Keywords: Masked Diffusion Models, Diffusion Language Models, Direct Preference Optimization, Variance Reduction
TL;DR: We propose VRPO to reduce gradient variance and improve preference alignment in masked diffusion language models.
Abstract: Diffusion large language models present a promising paradigm to language modeling, yet their alignment remains underexplored, particularly in systematic theoretical analysis and comprehensive empirical validation on general tasks. In this paper, we identify a primary challenge for this problem: the high variance in Evidence Lower Bound (ELBO)-based likelihood estimates required for preference optimization. To address this issue, based on Direct Preference Optimization (DPO), we propose *Variance-Reduced Preference Optimization* (VRPO), a framework that formally analyzes the bias and variance of the preference optimization loss and gradient, showing both are governed by a score-estimator variance.
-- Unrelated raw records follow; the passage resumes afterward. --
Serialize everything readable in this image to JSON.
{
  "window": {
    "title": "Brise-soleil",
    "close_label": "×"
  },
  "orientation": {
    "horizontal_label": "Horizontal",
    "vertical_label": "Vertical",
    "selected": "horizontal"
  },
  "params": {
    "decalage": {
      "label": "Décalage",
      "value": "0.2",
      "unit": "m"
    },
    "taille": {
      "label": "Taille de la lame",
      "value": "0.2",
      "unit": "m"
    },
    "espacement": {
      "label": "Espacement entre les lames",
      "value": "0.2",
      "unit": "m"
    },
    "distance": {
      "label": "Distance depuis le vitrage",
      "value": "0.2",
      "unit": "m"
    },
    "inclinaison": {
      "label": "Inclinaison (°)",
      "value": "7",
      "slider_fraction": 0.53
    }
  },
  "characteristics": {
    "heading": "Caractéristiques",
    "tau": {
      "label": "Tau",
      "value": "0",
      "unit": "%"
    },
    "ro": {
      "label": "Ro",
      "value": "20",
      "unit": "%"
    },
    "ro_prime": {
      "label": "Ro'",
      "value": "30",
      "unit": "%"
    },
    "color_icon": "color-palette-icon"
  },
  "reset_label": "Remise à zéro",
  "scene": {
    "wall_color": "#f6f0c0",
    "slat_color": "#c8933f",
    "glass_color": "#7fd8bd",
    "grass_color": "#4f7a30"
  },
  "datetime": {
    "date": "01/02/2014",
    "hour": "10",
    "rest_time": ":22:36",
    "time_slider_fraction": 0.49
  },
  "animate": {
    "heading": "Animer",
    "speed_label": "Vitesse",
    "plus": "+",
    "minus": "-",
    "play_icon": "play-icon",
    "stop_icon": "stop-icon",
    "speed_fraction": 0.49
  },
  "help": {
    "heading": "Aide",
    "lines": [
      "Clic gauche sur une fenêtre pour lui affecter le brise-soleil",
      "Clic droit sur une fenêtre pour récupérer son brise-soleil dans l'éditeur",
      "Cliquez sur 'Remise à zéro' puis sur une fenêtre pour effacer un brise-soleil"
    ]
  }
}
Building on this foundation, we introduce multiple unbiased variance reduction strategies, including optimal budget allocation and antithetic sampling, to improve the alignment performance. We demonstrate the effectiveness of VRPO by applying it to LLaDA, a large-scale diffusion language model. The resulting model, LLaDA 1.5, outperforms its SFT-only predecessor consistently across mathematical (GSM8K +4.7), code (HumanEval +3.0, MBPP +1.8), and alignment (IFEval +4.0, Arena-Hard +4.3) benchmarks. Furthermore, LLaDA 1.5 demonstrates a highly competitive mathematical performance compared to other strong language MDMs and ARMs.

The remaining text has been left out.